I have favored in everything the fashion for banality, permitting a tide of bizarre noises to smother the Gregorian melodies which are prayers before they are songs. Why? Because of the simple fact that at a certain moment – as a faithful friend of God, the rabbi Abraham Joshua Heschel, has revealed in the Jewish camp – we, too, were concerned more with filling the places of worship with anonymous crowds than with exerting ourselves as much as possible to fill the hearts of the faithful with the Word of God. [...]
I have in fact permitted, among other things, the expulsion of Gregorian chant from the liturgy, and I have favored, instead, the spread of noisy and sappy things which, apart from their artistic incoherence, are not capable of orienting hearts toward God. [...]

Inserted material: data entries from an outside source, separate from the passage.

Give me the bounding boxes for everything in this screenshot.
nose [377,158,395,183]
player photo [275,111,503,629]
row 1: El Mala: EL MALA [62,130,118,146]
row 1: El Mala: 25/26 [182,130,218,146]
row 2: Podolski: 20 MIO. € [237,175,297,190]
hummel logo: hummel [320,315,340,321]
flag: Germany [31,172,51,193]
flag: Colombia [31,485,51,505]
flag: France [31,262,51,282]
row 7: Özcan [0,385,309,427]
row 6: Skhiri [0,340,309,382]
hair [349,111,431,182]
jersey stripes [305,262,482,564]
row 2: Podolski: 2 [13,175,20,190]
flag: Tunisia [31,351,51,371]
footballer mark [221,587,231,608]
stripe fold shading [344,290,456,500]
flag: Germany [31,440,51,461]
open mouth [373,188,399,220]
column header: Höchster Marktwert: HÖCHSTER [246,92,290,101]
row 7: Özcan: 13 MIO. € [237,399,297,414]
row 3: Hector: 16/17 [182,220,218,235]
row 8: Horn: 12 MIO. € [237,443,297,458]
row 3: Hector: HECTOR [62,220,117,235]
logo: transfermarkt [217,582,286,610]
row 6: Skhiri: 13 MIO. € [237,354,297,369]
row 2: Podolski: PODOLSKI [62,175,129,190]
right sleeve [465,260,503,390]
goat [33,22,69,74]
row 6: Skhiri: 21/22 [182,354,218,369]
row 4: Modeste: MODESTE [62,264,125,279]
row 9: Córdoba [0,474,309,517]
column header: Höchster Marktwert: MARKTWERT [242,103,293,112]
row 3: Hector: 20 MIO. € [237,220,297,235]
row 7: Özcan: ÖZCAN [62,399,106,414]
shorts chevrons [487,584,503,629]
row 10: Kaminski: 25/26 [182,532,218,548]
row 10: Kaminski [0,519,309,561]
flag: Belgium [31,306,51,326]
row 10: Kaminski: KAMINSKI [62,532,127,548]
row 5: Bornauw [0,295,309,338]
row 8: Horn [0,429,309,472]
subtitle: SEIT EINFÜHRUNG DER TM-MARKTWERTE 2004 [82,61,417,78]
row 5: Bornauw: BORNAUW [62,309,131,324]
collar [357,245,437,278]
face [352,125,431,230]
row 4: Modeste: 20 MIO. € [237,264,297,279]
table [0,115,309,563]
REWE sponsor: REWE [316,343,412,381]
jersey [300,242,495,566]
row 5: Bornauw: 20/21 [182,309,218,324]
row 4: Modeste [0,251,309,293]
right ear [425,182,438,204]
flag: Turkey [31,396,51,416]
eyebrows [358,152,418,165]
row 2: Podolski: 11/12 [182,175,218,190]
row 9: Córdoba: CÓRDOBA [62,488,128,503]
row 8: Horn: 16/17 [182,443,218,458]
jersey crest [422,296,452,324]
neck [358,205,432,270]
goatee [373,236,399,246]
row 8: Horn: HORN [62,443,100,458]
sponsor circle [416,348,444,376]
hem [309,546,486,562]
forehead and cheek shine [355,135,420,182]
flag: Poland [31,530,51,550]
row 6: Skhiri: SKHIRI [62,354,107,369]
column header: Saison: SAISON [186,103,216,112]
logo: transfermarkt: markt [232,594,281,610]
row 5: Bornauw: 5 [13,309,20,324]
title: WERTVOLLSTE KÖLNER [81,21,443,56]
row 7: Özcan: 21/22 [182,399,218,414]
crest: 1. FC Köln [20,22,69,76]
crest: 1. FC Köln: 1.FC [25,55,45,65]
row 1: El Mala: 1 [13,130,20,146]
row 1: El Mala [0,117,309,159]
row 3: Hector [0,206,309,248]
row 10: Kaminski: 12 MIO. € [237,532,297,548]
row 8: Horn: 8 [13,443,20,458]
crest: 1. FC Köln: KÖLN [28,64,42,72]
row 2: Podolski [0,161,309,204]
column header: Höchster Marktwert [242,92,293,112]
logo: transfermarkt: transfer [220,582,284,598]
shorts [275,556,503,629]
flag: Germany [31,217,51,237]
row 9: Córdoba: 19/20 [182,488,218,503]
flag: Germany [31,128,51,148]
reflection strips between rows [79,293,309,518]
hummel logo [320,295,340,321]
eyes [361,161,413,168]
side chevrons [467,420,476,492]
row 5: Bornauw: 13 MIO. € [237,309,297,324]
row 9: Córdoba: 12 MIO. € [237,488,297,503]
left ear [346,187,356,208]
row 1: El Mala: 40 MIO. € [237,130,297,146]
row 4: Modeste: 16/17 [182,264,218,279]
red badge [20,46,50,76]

With nothing but pretty words of praise for Gregorian chant, I have contributed to the commission of a theft that I hope is not irretrievable.
I have deprived the people of God of a good that was given by the Spirit through the mission of so many poets and cantors who throughout the centuries have constructed that monument to God, with its character of beauty. In part for this reason, many celebrations, I am told, are moments of alienation in an annoyance and distress that cannot be compensated by a legalistic praxis.
And I have something to say to you, young people from all over the world whom I hold close to my heart. [...] I think with sadness of the euphoria that has pervaded so many of our massive encounters, which have often been like soap bubbles that have disappeared into nothingness, leaving bitter tears of burning disappointment. [...]
I would like, finally, to urge the pastors to restate forcefully the centrality of the liturgical life and its music in Christian existence.
Indifference toward sacred music is all the more blameworthy insofar as such an attitude in fact conceals a total lack of interest in the liturgy itself. I am talking about the liturgy and sacred music, and not about their vile substitutes.
The authenticity of the liturgical experience is not confirmed by the enthusiastic welcome of the moment, by the crowd pressing in against the aged pontiff. The liturgy is authentic through the charity that works invisibly, and is nourished by the silence of adoration.
This is the silence from which Gregorian chant was born more than a thousand years ago, a silence that even today is the only vital space in which the new singing for the liturgy of tomorrow can take shape. [...]
Forgive me, brothers and sons! May God grant me a son’s audacity to turn to Him, aided by the singing of your assemblies.
Exert yourselves in finding, in the fear and trembling of adoration, the way to recover Gregorian chant: the guide along our journey of faith, the light that illumines the words of the eternal Father and of his blessed Son, in the gentle power of the Spirit. Amen!
_________
Giacomo Baroffio, the author of the texts presented above, is one of the world’s foremost scholars of Gregorian chant, ancient Roman chant, Ambrosian chant, and medieval liturgies.
He teaches the history of medieval music and the history of the liturgy at the University of Pavia – in the faculty of musicology in Cremona – and medieval musical paleography at the Catholic University of Milan.
From 1982 to 1995, he has been an instructor of Gregorian chant, and rector of the Pontifical Institute of Sacred Music in Rome, the Holy See’s musical conservatory.
Born in Novara in 1940, he studied violin and harmony in Italy, musicology, art history, philosophy, and liturgy in Germany, and in Rome – as a Benedictine – theology and monastic spirituality.
He is director of the “Rivista Internazionale di Musica Sacra.” He is the author of books and essays published in multiple languages. He has produced and conducted recordings of Gregorian and Ambrosian chant.